A 50-year-old female with a history of bipolar disorder, ADHD, anxiety, depression, and alcoholism presented to the ED after her family found her at home agitated, restless, and with a “large black burn” on her face. Her husband reported that she had been “picking” at this area of her face earlier in the day; at that time it appeared only slightly red. Per her husband, the patient had also felt “bugs crawling on her legs” and had been picking at and grabbing her legs on the day of presentation.
Vitals: Temp: 97.7 F, pulse 50, resp 20, BP 147/117, SaO2 94% on room air
General: Awake, agitated, not directable, moving all extremities
HEENT: Eschar over left cheek extending to hairline at temple, and eschar over anterior nose
Lungs: Clear to auscultation bilaterally
Heart: Regular rate and rhythm, no murmurs, gallops, or rubs
Abdomen: Soft, non-tender, non-distended
Rectal: No trauma or frank blood
Skin: Warm and dry, scattered ecchymosis on arms and legs bilaterally
Neuro: 5/5 strength, alert and oriented x1
CBC: WBC 27.5 with 89.2% Neutrophils
BMP: Na 134 mmol/L, K 5.2 mmol/L, Cl 93 mmol/L, Cr 8.0 mg/dL, BUN 57 mg/dL, CO2 8 mmol/L
LFTs: AST 375 U/L, ALT 156 U/L
CK: 16,655 U/L
Lactic acid: 2.2 mmol/L
Procalcitonin: 17.45 ng/mL
Arterial pH: 7.195
Arterial pCO2: 21.3 mmHg
Urinalysis: Positive for protein and RBCs
Tox screen: Cocaine metabolites (urine) positive
This pattern of retiform purpuric rash with erythematous borders and central necrosis over the cheeks, ears, and nasal tip is characteristic of levamisole-induced vasculitis.

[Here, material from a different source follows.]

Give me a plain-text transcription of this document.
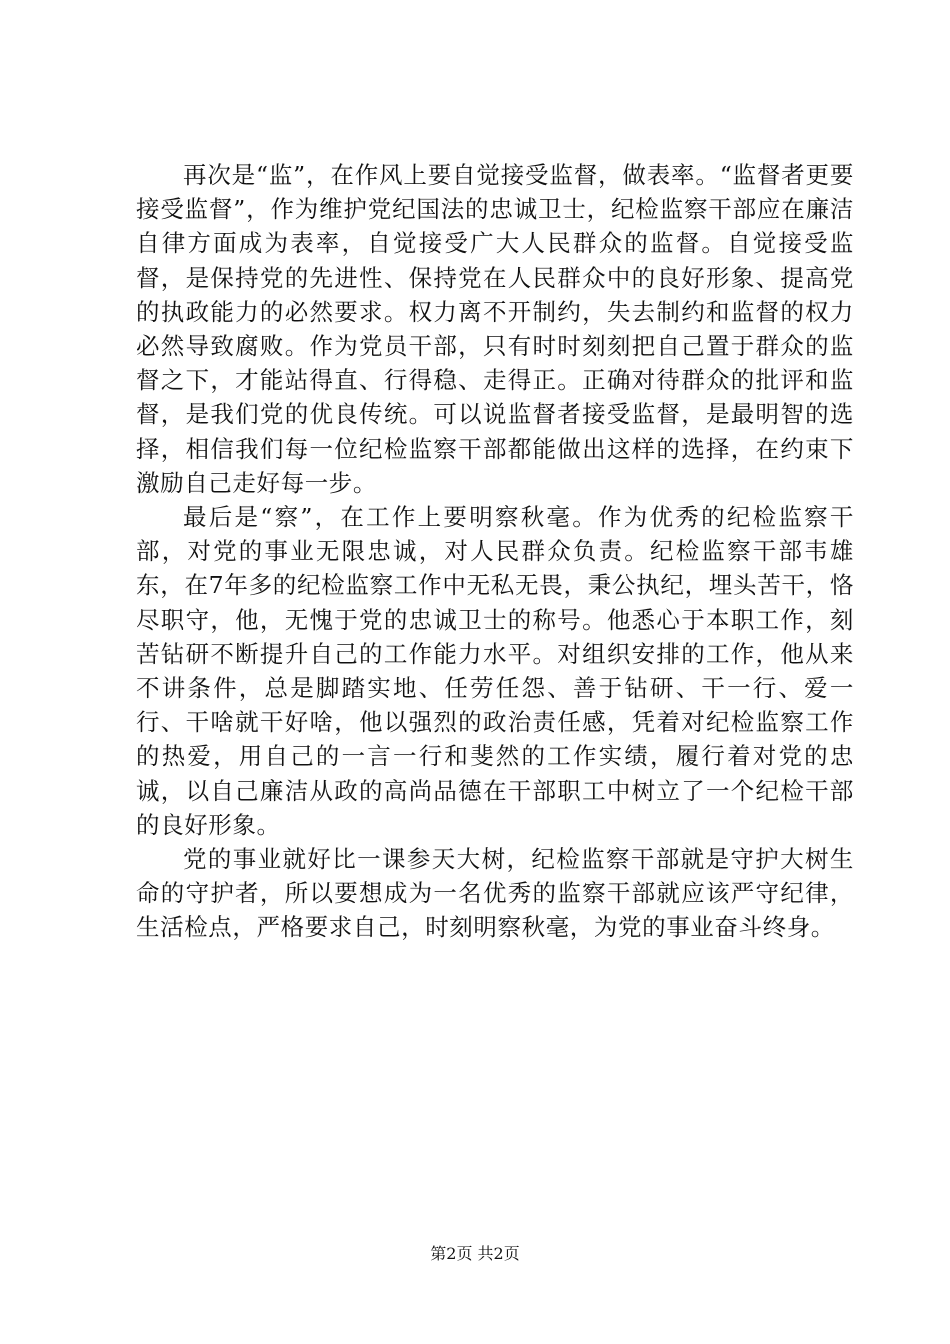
再次是“监”，在作风上要自觉接受监督，做表率。“监督者更要接受监督”，作为维护党纪国法的忠诚卫士，纪检监察干部应在廉洁自律方面成为表率，自觉接受广大人民群众的监督。自觉接受监督，是保持党的先进性、保持党在人民群众中的良好形象、提高党的执政能力的必然要求。权力离不开制约，失去制约和监督的权力必然导致腐败。作为党员干部，只有时时刻刻把自己置于群众的监督之下，才能站得直、行得稳、走得正。正确对待群众的批评和监督，是我们党的优良传统。可以说监督者接受监督，是最明智的选择，相信我们每一位纪检监察干部都能做出这样的选择，在约束下激励自己走好每一步。

最后是“察”，在工作上要明察秋毫。作为优秀的纪检监察干部，对党的事业无限忠诚，对人民群众负责。纪检监察干部韦雄东，在7年多的纪检监察工作中无私无畏，秉公执纪，埋头苦干，恪尽职守，他，无愧于党的忠诚卫士的称号。他悉心于本职工作，刻苦钻研不断提升自己的工作能力水平。对组织安排的工作，他从来不讲条件，总是脚踏实地、任劳任怨、善于钻研、干一行、爱一行、干啥就干好啥，他以强烈的政治责任感，凭着对纪检监察工作的热爱，用自己的一言一行和斐然的工作实绩，履行着对党的忠诚，以自己廉洁从政的高尚品德在干部职工中树立了一个纪检干部的良好形象。

党的事业就好比一课参天大树，纪检监察干部就是守护大树生命的守护者，所以要想成为一名优秀的监察干部就应该严守纪律，生活检点，严格要求自己，时刻明察秋毫，为党的事业奋斗终身。

第2页 共2页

Levamisole is a veterinary anthelmintic agent that was previously used in treatment of some cancers and rheumatoid arthritis due to its immunomodulating effects. It was banned by the US Food and Drug Administration in 2000 because of its side effects, including vasculitis and agranulocytosis.

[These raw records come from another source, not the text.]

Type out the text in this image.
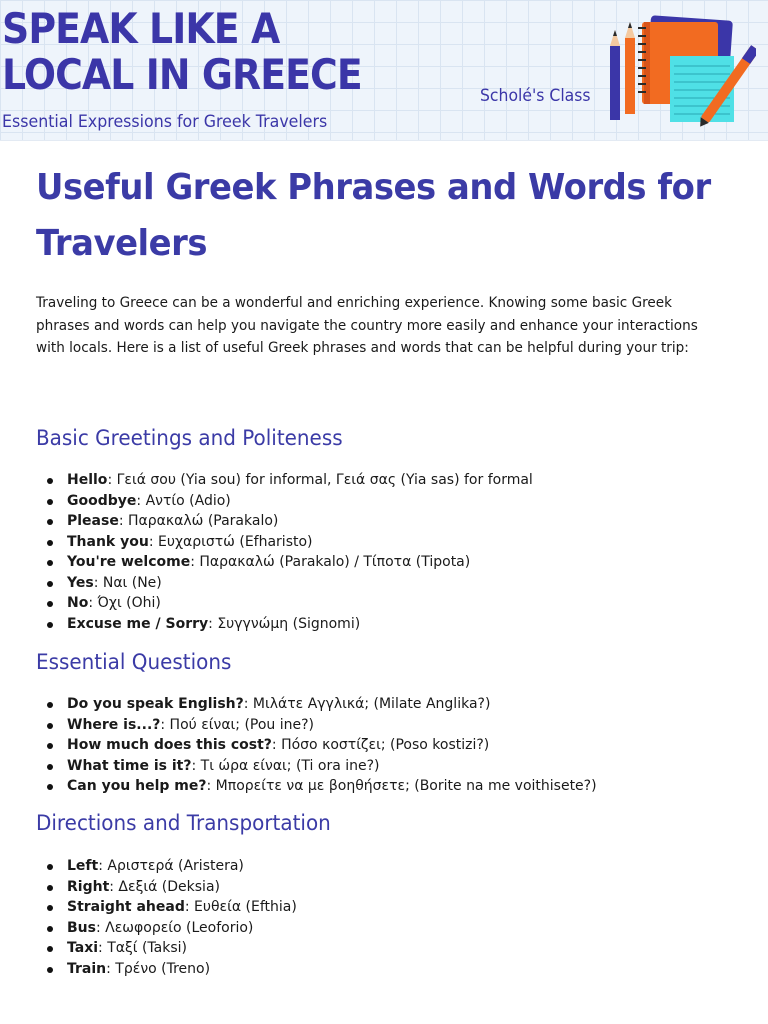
SPEAK LIKE A
LOCAL IN GREECE
Essential Expressions for Greek Travelers
Scholé's Class
Useful Greek Phrases and Words for Travelers

Traveling to Greece can be a wonderful and enriching experience. Knowing some basic Greek phrases and words can help you navigate the country more easily and enhance your interactions with locals. Here is a list of useful Greek phrases and words that can be helpful during your trip:

Basic Greetings and Politeness
Hello: Γειά σου (Yia sou) for informal, Γειά σας (Yia sas) for formal
Goodbye: Αντίο (Adio)
Please: Παρακαλώ (Parakalo)
Thank you: Ευχαριστώ (Efharisto)
You're welcome: Παρακαλώ (Parakalo) / Τίποτα (Tipota)
Yes: Ναι (Ne)
No: Όχι (Ohi)
Excuse me / Sorry: Συγγνώμη (Signomi)
Essential Questions
Do you speak English?: Μιλάτε Αγγλικά; (Milate Anglika?)
Where is...?: Πού είναι; (Pou ine?)
How much does this cost?: Πόσο κοστίζει; (Poso kostizi?)
What time is it?: Τι ώρα είναι; (Ti ora ine?)
Can you help me?: Μπορείτε να με βοηθήσετε; (Borite na me voithisete?)
Directions and Transportation
Left: Αριστερά (Aristera)
Right: Δεξιά (Deksia)
Straight ahead: Ευθεία (Efthia)
Bus: Λεωφορείο (Leoforio)
Taxi: Ταξί (Taksi)
Train: Τρένο (Treno)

Levamisole has been used as an adulternate in cocaine to “cut” the drug.
- Levamisole-induced vasculitis is associated with cocaine use.

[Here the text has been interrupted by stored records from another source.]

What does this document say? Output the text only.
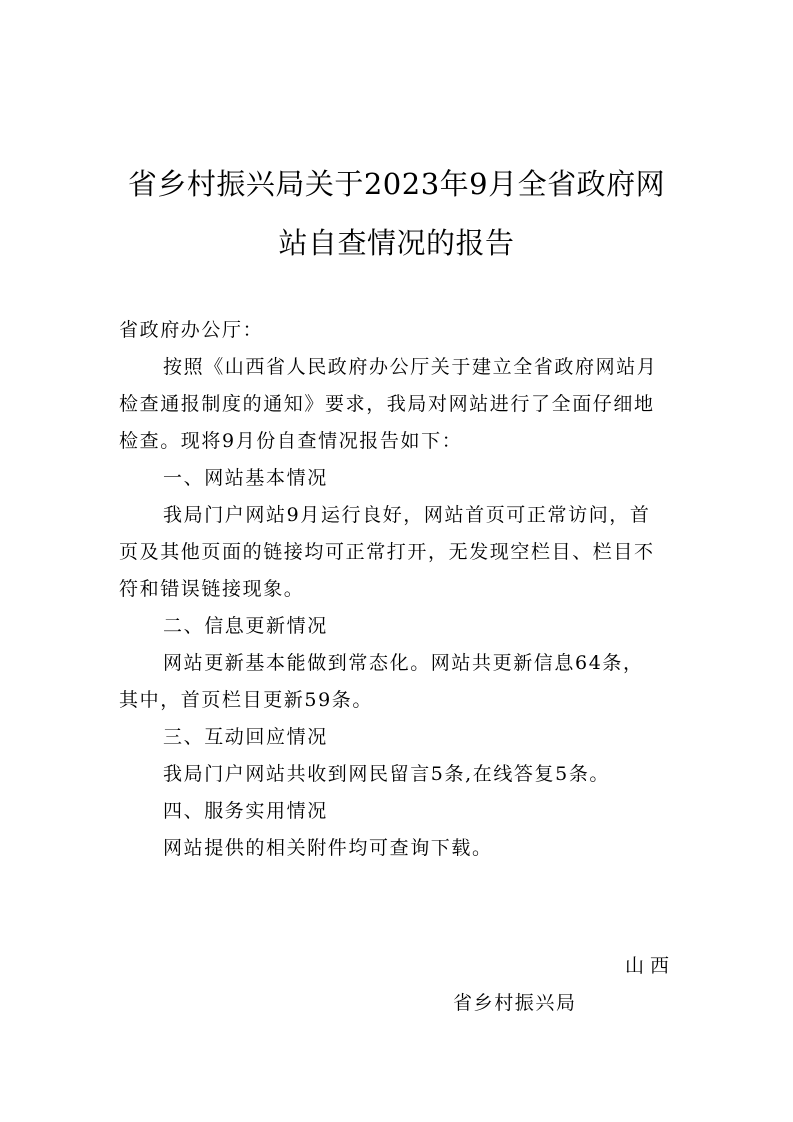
省乡村振兴局关于2023年9月全省政府网
站自查情况的报告
省政府办公厅：
按照《山西省人民政府办公厅关于建立全省政府网站月
检查通报制度的通知》要求，我局对网站进行了全面仔细地
检查。现将9月份自查情况报告如下：
一、网站基本情况
我局门户网站9月运行良好，网站首页可正常访问，首
页及其他页面的链接均可正常打开，无发现空栏目、栏目不
符和错误链接现象。
二、信息更新情况
网站更新基本能做到常态化。网站共更新信息64条，
其中，首页栏目更新59条。
三、互动回应情况
我局门户网站共收到网民留言5条,在线答复5条。
四、服务实用情况
网站提供的相关附件均可查询下载。
山西
省乡村振兴局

- Patients with levamisole-induced vasculitis present with painful purpuric rash in a retiform or stellate pattern, often with central necrosis or bullae, on the digits, extremities, trunk, nasal tip, cheek, and ears.
- Laboratory findings associated with levamisole-induced vasculitis include leukopenia, neutropenia, agranulocytosis, elevated ESR, and positive anti-nuclear antibodies.